Oct 21, 2003 2:14 AM

William "Si" Redd, the founder of International Game Technology (IGT) and considered by many the founding father of the modern video slot and poker machines, died last week at his beach home in Solana Beach, Calif. He was 91.

Once described by former Governor Bob Miller as Nevada’s "most innovative gaming pioneer," Redd was a member of the Gaming Hall of Fame in Las Vegas and the Nevada Business Hall of Fame.

Redd is credited with developing the first video slot and video poker machines, which aided in the rapid expansion of neighborhood casinos, as well as developing Megabucks progressive jackpots, which helped reshape the concept of modern casino gaming.

"He was a guy who tinkered, a poor boy who had ideas and hustled, and he was the force behind the development of the video poker machine," said Bill Thompson, a professor at the University of Nevada, Las Vegas (UNLV) who specializes in gaming issues.
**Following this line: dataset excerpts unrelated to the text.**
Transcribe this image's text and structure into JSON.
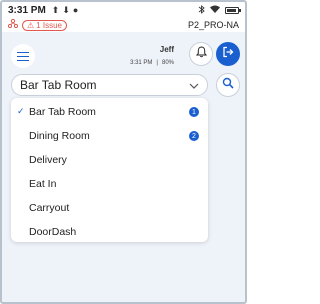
{
  "status_bar": {
    "time": "3:31 PM",
    "notification_icons": [
      "upload-icon",
      "download-icon",
      "location-icon"
    ],
    "system_icons": [
      "bluetooth-icon",
      "wifi-icon",
      "battery-icon"
    ]
  },
  "info_strip": {
    "issue_badge_label": "1 Issue",
    "device_id": "P2_PRO-NA"
  },
  "header": {
    "user_name": "Jeff",
    "user_time": "3:31 PM",
    "battery_text": "80%"
  },
  "selector": {
    "selected_value": "Bar Tab Room"
  },
  "dropdown": {
    "items": [
      {
        "label": "Bar Tab Room",
        "selected": true,
        "count": "1"
      },
      {
        "label": "Dining Room",
        "selected": false,
        "count": "2"
      },
      {
        "label": "Delivery",
        "selected": false,
        "count": ""
      },
      {
        "label": "Eat In",
        "selected": false,
        "count": ""
      },
      {
        "label": "Carryout",
        "selected": false,
        "count": ""
      },
      {
        "label": "DoorDash",
        "selected": false,
        "count": ""
      }
    ],
    "check_glyph": "✓"
  },
  "colors": {
    "accent": "#1a5fcf",
    "alert": "#e0584f",
    "background": "#eef2f9"
  }
}
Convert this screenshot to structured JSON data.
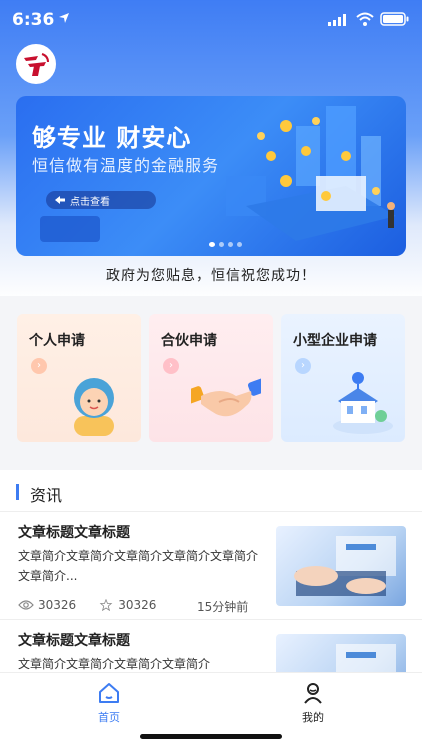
{
  "status_bar": {
    "time": "6:36"
  },
  "banner": {
    "slogan": "够专业 财安心",
    "subtitle": "恒信做有温度的金融服务",
    "cta_label": "点击查看",
    "dots": 4,
    "active_dot": 0
  },
  "tagline": "政府为您贴息，恒信祝您成功！",
  "cards": [
    {
      "label": "个人申请",
      "icon": "person-icon"
    },
    {
      "label": "合伙申请",
      "icon": "handshake-icon"
    },
    {
      "label": "小型企业申请",
      "icon": "building-icon"
    }
  ],
  "news": {
    "title": "资讯",
    "articles": [
      {
        "title": "文章标题文章标题",
        "desc": "文章简介文章简介文章简介文章简介文章简介文章简介...",
        "views": "30326",
        "likes": "30326",
        "time": "15分钟前"
      },
      {
        "title": "文章标题文章标题",
        "desc": "文章简介文章简介文章简介文章简介",
        "views": "",
        "likes": "",
        "time": ""
      }
    ]
  },
  "tabs": [
    {
      "label": "首页",
      "icon": "home-icon",
      "active": true
    },
    {
      "label": "我的",
      "icon": "profile-icon",
      "active": false
    }
  ],
  "colors": {
    "accent": "#3d7cf2",
    "banner": "#2a6ef0"
  }
}
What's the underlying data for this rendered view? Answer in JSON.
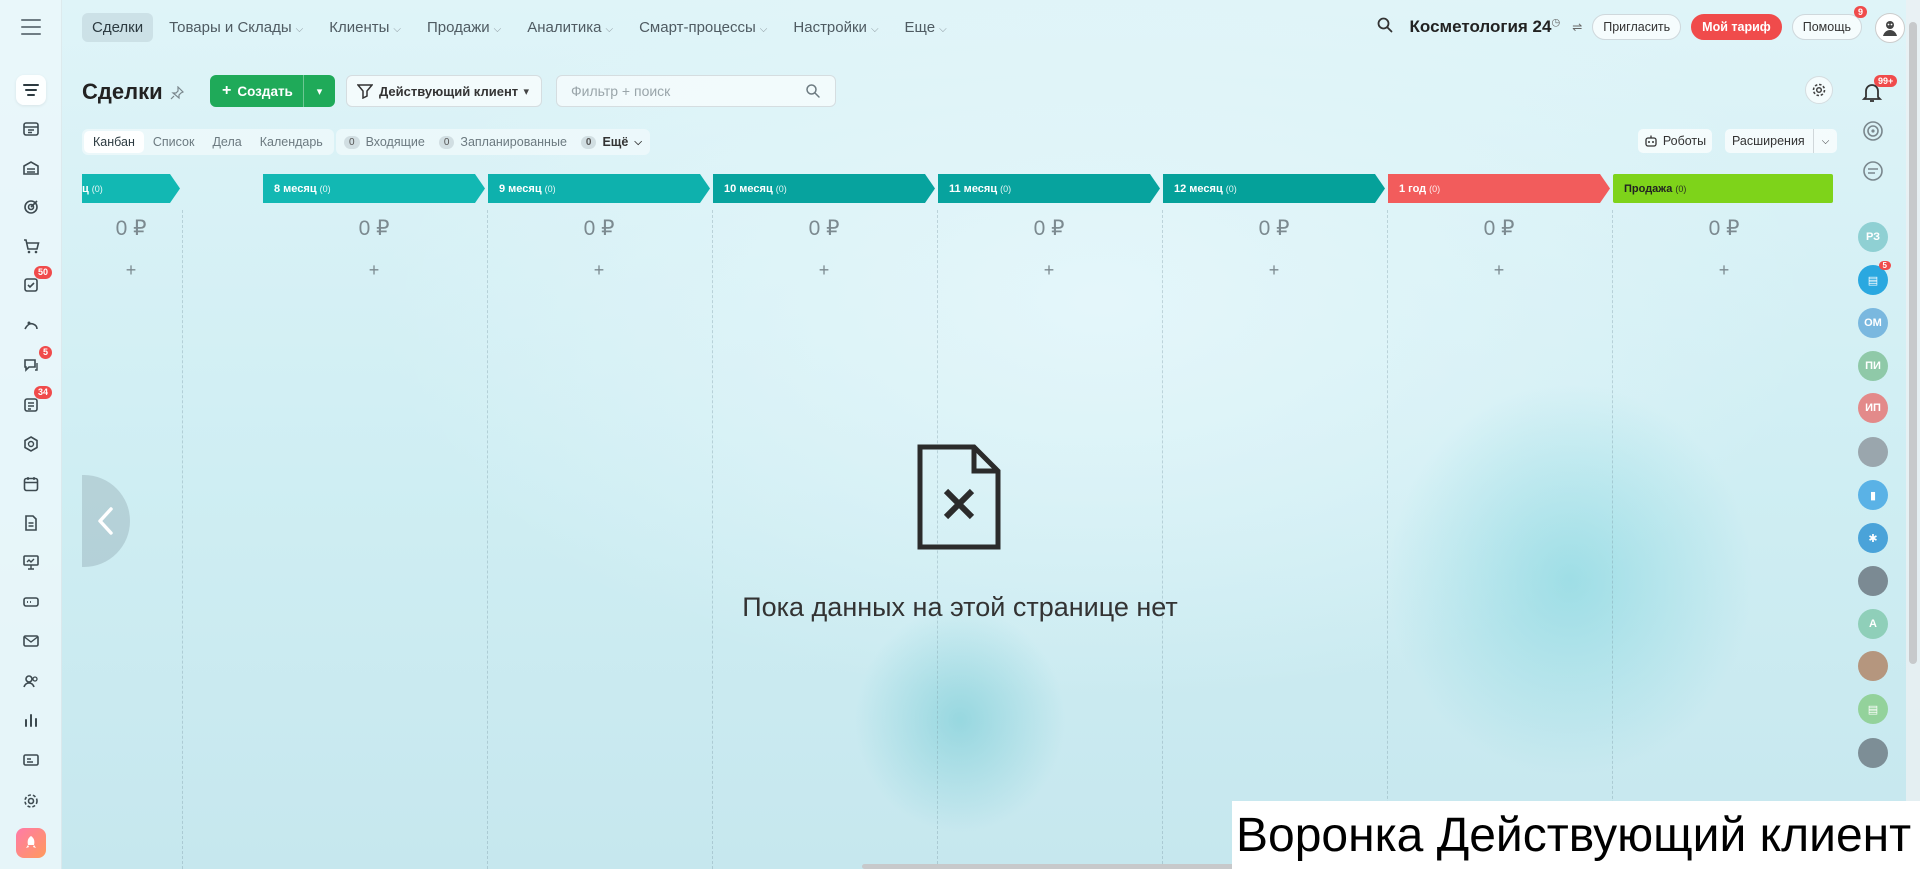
{
  "nav": {
    "items": [
      {
        "label": "Сделки",
        "active": true,
        "caret": false
      },
      {
        "label": "Товары и Склады",
        "caret": true
      },
      {
        "label": "Клиенты",
        "caret": true
      },
      {
        "label": "Продажи",
        "caret": true
      },
      {
        "label": "Аналитика",
        "caret": true
      },
      {
        "label": "Смарт-процессы",
        "caret": true
      },
      {
        "label": "Настройки",
        "caret": true
      },
      {
        "label": "Еще",
        "caret": true
      }
    ],
    "portal_name": "Косметология 24",
    "invite_label": "Пригласить",
    "tariff_label": "Мой тариф",
    "help_label": "Помощь",
    "help_badge": "9"
  },
  "sidebar": {
    "badges": {
      "tasks": "50",
      "chat": "5",
      "feed": "34"
    }
  },
  "page": {
    "title": "Сделки",
    "create_label": "Создать",
    "funnel_label": "Действующий клиент",
    "filter_placeholder": "Фильтр + поиск"
  },
  "views": {
    "tabs": [
      "Канбан",
      "Список",
      "Дела",
      "Календарь"
    ],
    "active_tab": "Канбан",
    "counters": [
      {
        "num": "0",
        "label": "Входящие"
      },
      {
        "num": "0",
        "label": "Запланированные"
      },
      {
        "num": "0",
        "label": "Ещё"
      }
    ],
    "robots_label": "Роботы",
    "extensions_label": "Расширения"
  },
  "stages": [
    {
      "name": "ц",
      "count": "(0)",
      "sum": "0 ₽",
      "color": "#12b8b3"
    },
    {
      "name": "8 месяц",
      "count": "(0)",
      "sum": "0 ₽",
      "color": "#12b8b3"
    },
    {
      "name": "9 месяц",
      "count": "(0)",
      "sum": "0 ₽",
      "color": "#0eb1ad"
    },
    {
      "name": "10 месяц",
      "count": "(0)",
      "sum": "0 ₽",
      "color": "#07a39e"
    },
    {
      "name": "11 месяц",
      "count": "(0)",
      "sum": "0 ₽",
      "color": "#07a39e"
    },
    {
      "name": "12 месяц",
      "count": "(0)",
      "sum": "0 ₽",
      "color": "#05a19a"
    },
    {
      "name": "1 год",
      "count": "(0)",
      "sum": "0 ₽",
      "color": "#f25c5c"
    },
    {
      "name": "Продажа",
      "count": "(0)",
      "sum": "0 ₽",
      "color": "#7ed31a"
    }
  ],
  "empty_state": {
    "text": "Пока данных на этой странице нет"
  },
  "notifications": {
    "badge": "99+"
  },
  "rail_avatars": [
    {
      "initials": "РЗ",
      "color": "#8fd0d3"
    },
    {
      "initials": "",
      "color": "#2aa8e0",
      "badge": "5"
    },
    {
      "initials": "ОМ",
      "color": "#7ab8df"
    },
    {
      "initials": "ПИ",
      "color": "#8fc9a8"
    },
    {
      "initials": "ИП",
      "color": "#e38a8a"
    },
    {
      "initials": "",
      "color": "#9aa6ad"
    },
    {
      "initials": "",
      "color": "#5ab2e6"
    },
    {
      "initials": "",
      "color": "#4aa3d9"
    },
    {
      "initials": "",
      "color": "#7b8a93"
    },
    {
      "initials": "А",
      "color": "#8fcfb9"
    },
    {
      "initials": "",
      "color": "#b5967e"
    },
    {
      "initials": "",
      "color": "#93d29b"
    },
    {
      "initials": "",
      "color": "#7d8e96"
    }
  ],
  "caption": "Воронка Действующий клиент"
}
Thompson added that Redd might have had a greater effect on gambling than anyone in the last 30 years.

A native of Union, Mississippi, Redd parlayed a career in the coin-op jukebox and amusement game business into the gambling business when he moved to Las Vegas in 1967 and founded Bally Distributing Company.

His company was bought by Bally’s Manufacturing in the mid-1970s, and in 1978 Redd formed a new venture called, Sircoma ("Si Redd’s Coin Machines"), which later became International Game Technology.

Among the first machines that Redd developed was the Fortune video poker machine, a hulking five-card draw poker machine that dumped coins after every winning hand, and ultimately launched video poker as the game of choice for neighborhood bars and casinos.

Video poker also ultimately became the game that put IGT on the gaming map.

Redd’s company went public in 1981.

IGT Chairman Charles Mathewson, who was recruited by Redd and eventually bought out most of Redd’s interests in 1986, said the company’s founder loved machines and loved selling them.

"He was charming, but at the end of the day a shrewd businessman," said Mathewson, whose IGT ranks today as the world’s largest slot machine manufacturer.

After giving up his interest in IGT, Redd bought and managed Si Redd’s Oasis, a resort casino in Mesquite, for a number of years before selling it.

Redd was a heavy supporter of UNLV and its athletic programs, and an early donor to the building of the Thomas & Mack arena.

He is survived by his wife, Tamara; daughters, Vinnie Copeland of Wellesley, Mass., and Sherry Green of Mesquite; seven grandchildren and 15 great-grandchildren.

Memorial services were held last weekend at Palm Mortuaries.